TROWER, Elizabeth J., LAMB, Michael P. and FISCHER, Woodward W., Division of Geological and Planetary Sciences, California Institute of Technology, Pasadena, CA 91125,

Ooids are a significant component of carbonate sequences across Earth history, commonly occurring in well-sorted, cross-stratified ooid grainstones. The internal textures and size characteristics of ooids record a history of the chemical, biological, and physical conditions that each grain has experienced. Radiocarbon data from geologically modern ooids have provided some insight into ooid histories and stepwise dating of ooid cortices illustrates that the ooids grow exceptionally slowly (Beaupre et al. 2015). This net growth rate data, however, yield a conundrum: both empirical carbonate precipitation rate estimates and experimental growth of “proto-ooids” predict that ooids should grow four to five orders of magnitude faster that the radiocarbon net growth rate. Why, then, do ooids grow so slowly?
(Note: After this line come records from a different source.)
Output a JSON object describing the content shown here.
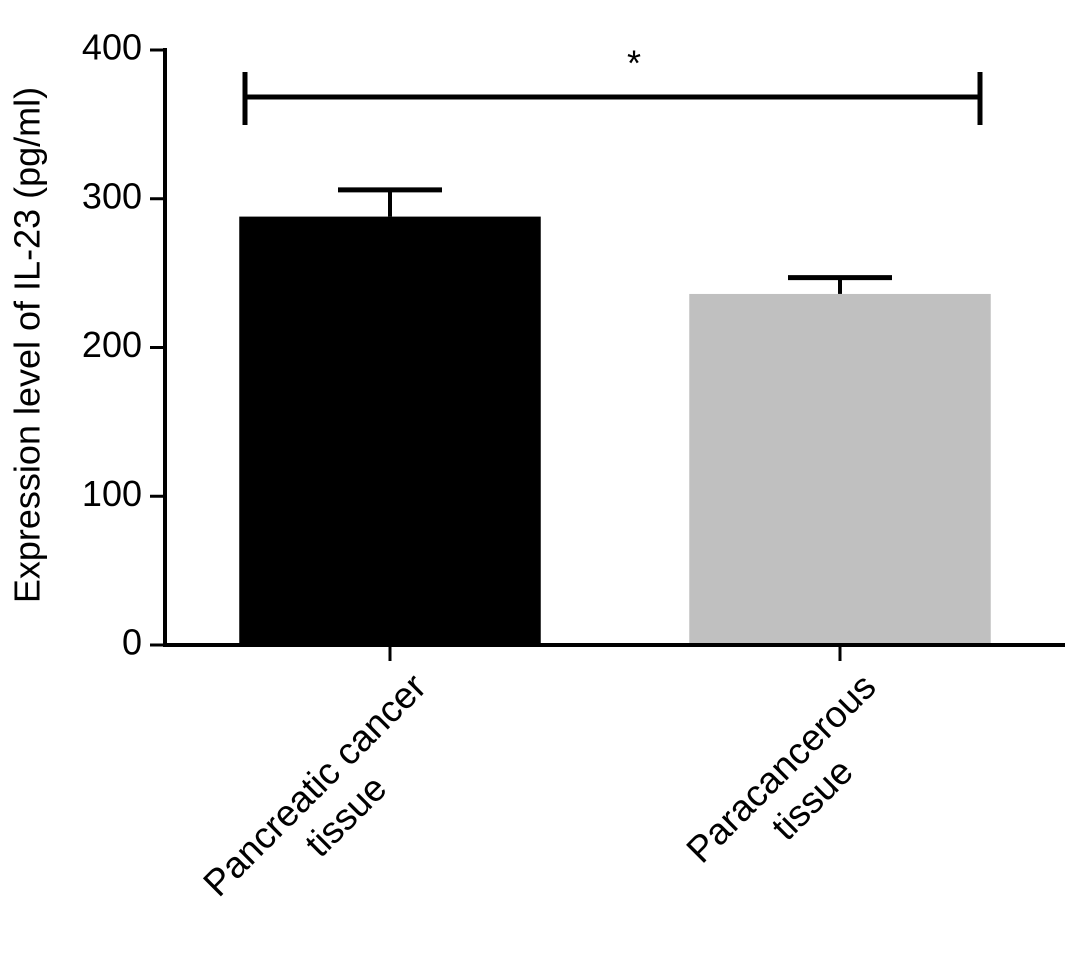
{
  "chart_data": {
    "type": "bar",
    "y_label": "Expression level of IL-23 (pg/ml)",
    "categories": [
      "Pancreatic cancer\ntissue",
      "Paracancerous\ntissue"
    ],
    "values": [
      288,
      236
    ],
    "errors": [
      18,
      11
    ],
    "colors": [
      "#000000",
      "#c0c0c0"
    ],
    "ylim": [
      0,
      400
    ],
    "yticks": [
      0,
      100,
      200,
      300,
      400
    ],
    "grid": false,
    "annotation": "*"
  }
}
Drawing on the hypothesis that abrasion during sediment transport might play an important role in limiting ooid growth, we used abrasion mills to experimentally determine net abrasion and precipitation rates of ooids as a function of grain size and transport stage. The experimental data illustrate that net abrasion and net precipitation rates for typical sand-sized marine and lacustrine ooids are three to five orders of magnitude greater than the radiocarbon net growth rate estimates. Slow net growth could therefore reflect the small net difference between two much faster rates—precipitation and abrasion—acting in opposition, with the corollary that ooids should rapidly approach a single critical size that represents a dynamic equilibrium between precipitation and abrasion. Under the dynamic equilibrium hypothesis, properties that can be readily measured or estimated from the rock record—ooid size and transport stage—can be used to invert for precipitation rate, and ultimately seawater carbonate saturation state. Furthermore, our experimental abrasion and precipitation rate data suggest that chemical and physical processes bear significant influence on ooid growth rates, sizes, and textures; these represent background conditions upon which biological influences and textures are superimposed.